Alternatively, an intercept only (*π*_{0}) regression model is equivalent to the mean test, where *ε*_{
i
}represent the errors for each ASP *i* that are normally distributed with mean 0 and variance *σ*^{2}: *π*_{
i
}= *π*_{0} + *ε*_{
i
}[2]. A test for linkage only can be conducted by a likelihood ratio test or by Wald test ((*π*_{0} - 0.5)/(s.e.(*π*_{0})))^{2}. The regression-based mean test is extended to allow for the inclusion of a mean centered covariate *X*_{
i
}that captures the joint values of the sibling pairs at the DR locus as described above [2]. In this analysis we used the mean-corrected average of the sibling values:

{\pi}_{i}={\pi}_{0}+\beta ({X}_{i}-\overline{X})+{\epsilon}_{i}.

A likelihood ratio test was conducted with *π*_{0} = 0.5 and *β* = 0 against the alternative that *π*_{0} > 0.5 or *β* ≠ 0 with a resultant test statistic that is distributed as a 50:50 mixture of *χ*^{2}_{1} and *χ*^{2}_{2} [2]. In addition, we performed a Wald test of *β* = 0 against the alternative that *β* ≠ 0 using SAS v. 8.1, which can be interpreted as a test for interaction.
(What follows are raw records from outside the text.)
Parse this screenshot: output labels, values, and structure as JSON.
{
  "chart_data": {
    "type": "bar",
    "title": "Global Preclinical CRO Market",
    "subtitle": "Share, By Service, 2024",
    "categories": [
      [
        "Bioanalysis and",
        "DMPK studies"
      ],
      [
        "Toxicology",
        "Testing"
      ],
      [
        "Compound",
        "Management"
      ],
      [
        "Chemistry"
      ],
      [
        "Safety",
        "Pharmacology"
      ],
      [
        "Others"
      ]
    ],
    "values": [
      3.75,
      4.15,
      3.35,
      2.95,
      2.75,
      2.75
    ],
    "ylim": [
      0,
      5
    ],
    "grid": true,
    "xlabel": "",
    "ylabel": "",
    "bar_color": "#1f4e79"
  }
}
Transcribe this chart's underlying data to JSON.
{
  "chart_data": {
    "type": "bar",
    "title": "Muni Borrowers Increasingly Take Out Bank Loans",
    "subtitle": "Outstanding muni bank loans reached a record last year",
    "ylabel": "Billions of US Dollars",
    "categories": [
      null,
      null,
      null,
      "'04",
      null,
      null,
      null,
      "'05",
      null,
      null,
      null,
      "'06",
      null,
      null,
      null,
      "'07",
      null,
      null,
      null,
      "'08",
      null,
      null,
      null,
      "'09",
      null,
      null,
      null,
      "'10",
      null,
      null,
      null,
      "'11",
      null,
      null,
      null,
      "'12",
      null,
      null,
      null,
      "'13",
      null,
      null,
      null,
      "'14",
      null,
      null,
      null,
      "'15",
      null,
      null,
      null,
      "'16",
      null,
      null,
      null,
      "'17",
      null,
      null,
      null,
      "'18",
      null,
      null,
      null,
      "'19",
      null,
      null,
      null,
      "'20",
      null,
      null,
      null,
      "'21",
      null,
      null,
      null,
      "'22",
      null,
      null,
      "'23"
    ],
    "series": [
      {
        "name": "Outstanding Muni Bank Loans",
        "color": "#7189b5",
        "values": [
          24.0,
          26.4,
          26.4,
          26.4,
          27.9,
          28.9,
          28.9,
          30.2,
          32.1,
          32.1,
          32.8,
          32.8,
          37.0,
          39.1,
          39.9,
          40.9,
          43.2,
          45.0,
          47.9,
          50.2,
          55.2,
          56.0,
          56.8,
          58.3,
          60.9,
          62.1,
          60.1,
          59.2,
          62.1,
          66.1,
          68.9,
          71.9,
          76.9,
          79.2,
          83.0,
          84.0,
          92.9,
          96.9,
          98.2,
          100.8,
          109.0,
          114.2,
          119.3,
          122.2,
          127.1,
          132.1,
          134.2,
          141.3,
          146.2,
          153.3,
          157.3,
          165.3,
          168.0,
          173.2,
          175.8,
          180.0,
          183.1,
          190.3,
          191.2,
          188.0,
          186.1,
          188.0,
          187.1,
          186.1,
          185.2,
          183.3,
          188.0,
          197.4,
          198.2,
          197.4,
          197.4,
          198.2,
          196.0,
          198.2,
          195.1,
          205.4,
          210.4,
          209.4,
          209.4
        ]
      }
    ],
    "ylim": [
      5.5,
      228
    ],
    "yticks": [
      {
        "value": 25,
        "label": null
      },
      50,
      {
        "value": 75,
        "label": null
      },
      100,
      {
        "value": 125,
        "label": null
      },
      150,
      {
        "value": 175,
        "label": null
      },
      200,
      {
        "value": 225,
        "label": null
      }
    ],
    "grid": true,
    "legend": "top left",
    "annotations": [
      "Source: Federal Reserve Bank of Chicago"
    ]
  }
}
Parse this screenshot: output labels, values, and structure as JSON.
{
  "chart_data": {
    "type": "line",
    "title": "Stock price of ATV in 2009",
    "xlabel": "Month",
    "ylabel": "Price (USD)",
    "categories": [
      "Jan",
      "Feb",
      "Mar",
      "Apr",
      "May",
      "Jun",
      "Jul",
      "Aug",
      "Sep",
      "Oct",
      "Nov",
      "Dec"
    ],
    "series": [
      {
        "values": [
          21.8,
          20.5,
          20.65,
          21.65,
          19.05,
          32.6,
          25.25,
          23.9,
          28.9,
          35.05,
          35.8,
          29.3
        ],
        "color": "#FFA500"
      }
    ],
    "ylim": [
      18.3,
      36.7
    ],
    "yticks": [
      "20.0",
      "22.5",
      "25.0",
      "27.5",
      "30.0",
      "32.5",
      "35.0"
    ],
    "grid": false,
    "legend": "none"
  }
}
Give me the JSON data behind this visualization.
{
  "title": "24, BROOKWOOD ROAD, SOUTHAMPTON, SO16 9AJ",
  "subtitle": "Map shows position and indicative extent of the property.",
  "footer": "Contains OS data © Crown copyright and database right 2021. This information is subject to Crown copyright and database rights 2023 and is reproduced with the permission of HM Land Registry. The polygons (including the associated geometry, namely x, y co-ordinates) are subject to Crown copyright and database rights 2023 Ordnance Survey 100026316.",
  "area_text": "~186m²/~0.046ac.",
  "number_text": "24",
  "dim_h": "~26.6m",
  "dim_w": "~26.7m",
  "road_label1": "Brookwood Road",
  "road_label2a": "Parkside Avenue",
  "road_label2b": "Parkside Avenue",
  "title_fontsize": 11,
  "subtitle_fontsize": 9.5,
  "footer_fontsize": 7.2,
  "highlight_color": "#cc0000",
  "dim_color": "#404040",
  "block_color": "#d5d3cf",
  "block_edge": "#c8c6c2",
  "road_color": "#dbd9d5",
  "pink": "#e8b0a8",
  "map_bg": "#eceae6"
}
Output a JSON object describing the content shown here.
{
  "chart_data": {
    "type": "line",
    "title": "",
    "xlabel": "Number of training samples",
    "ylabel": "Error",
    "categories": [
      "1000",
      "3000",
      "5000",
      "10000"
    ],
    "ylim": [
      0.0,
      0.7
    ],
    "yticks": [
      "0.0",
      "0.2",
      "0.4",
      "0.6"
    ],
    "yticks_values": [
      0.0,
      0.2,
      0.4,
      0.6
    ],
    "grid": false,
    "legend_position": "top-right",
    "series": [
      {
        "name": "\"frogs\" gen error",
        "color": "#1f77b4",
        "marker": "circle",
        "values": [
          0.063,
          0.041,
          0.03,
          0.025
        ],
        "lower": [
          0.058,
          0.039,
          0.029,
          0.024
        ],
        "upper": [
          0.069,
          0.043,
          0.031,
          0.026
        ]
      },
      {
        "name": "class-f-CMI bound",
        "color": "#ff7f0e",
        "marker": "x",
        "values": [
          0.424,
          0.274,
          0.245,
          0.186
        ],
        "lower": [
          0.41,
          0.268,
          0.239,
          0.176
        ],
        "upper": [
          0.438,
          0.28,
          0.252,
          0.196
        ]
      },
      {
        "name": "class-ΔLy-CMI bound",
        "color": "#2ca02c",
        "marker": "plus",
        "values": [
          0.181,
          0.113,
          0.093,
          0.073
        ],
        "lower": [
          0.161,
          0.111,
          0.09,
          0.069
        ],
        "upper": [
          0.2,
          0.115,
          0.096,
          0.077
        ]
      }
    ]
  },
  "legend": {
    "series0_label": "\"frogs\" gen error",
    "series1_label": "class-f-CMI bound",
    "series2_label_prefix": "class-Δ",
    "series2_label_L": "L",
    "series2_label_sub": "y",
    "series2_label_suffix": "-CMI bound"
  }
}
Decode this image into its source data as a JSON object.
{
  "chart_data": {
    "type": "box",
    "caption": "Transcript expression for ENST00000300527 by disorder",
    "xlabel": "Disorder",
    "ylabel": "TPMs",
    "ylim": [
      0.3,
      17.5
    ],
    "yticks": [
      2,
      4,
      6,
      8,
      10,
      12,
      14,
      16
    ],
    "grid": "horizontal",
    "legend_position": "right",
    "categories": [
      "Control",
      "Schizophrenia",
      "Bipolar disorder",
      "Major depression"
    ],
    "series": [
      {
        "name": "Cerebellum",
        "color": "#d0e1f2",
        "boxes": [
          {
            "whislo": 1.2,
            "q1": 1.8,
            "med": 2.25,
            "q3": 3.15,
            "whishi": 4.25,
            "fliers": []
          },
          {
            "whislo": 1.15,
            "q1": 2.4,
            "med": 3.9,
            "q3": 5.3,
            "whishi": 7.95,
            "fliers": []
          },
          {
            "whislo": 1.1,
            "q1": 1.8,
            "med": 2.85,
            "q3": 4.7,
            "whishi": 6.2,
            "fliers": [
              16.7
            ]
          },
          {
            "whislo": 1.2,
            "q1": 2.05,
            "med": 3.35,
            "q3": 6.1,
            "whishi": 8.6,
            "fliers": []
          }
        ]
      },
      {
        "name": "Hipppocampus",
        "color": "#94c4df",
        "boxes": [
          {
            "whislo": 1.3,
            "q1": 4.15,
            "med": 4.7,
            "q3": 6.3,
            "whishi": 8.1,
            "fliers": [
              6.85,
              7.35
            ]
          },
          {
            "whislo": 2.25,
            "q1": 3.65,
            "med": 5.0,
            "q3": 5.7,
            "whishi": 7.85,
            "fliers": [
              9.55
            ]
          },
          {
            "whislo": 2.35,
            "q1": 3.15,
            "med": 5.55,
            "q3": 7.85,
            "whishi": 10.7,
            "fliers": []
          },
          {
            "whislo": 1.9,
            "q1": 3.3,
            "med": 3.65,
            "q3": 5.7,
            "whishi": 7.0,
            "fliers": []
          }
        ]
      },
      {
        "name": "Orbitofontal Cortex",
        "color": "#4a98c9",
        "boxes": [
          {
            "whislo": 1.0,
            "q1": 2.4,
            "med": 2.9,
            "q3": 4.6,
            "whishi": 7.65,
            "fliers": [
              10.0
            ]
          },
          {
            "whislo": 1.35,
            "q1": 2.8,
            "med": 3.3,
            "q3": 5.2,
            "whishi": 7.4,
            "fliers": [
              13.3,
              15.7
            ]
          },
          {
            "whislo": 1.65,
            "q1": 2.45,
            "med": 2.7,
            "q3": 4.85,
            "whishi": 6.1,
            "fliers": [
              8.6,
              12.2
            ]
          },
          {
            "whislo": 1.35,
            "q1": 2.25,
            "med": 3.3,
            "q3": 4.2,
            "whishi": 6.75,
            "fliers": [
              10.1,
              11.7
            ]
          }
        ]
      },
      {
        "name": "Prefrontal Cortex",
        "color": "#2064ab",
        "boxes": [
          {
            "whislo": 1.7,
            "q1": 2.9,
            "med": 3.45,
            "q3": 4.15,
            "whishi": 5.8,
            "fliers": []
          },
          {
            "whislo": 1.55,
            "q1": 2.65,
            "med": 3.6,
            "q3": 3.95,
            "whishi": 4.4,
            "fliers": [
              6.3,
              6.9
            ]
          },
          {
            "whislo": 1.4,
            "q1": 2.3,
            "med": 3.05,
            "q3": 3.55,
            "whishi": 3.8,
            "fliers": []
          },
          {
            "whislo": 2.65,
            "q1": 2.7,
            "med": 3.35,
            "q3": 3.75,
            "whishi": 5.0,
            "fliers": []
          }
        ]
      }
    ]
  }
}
#### 3) Conditional Logistic Model Method

LODPAL (S.A.G.E. v 5.2) implements the conditional logistic model [4], which estimates *λ*_{
i
}, the recurrence risk ratio for an affected sibling pair that shares *i* alleles IBD (for *i* = 0, 1, or 2) with the constraint that *λ*_{2} = 3.634*λ*_{1} - 2.634 [6]. The effect of covariates was assessed by estimating *λ*_{1} = exp(*β* + *γ* *x*), where *β* measures the genetic effect at the marker and *x* is the sib-pair covariate. The DR locus was included as a covariate by summing each sibling pair's individual values using the aforementioned genotype codes that were mean-corrected. A likelihood ratio test was conducted by comparing 2ln10 times the difference in LOD scores between models with and without the covariate to a {\chi}_{1}^{2} distribution. For this distribution to be valid, loci with LOD = 0 were removed from the analysis and the denominators for calculations of type I error and power were adjusted accordingly. This adjustment is due to the fact that LODPAL rounds any negative LOD score up to 0.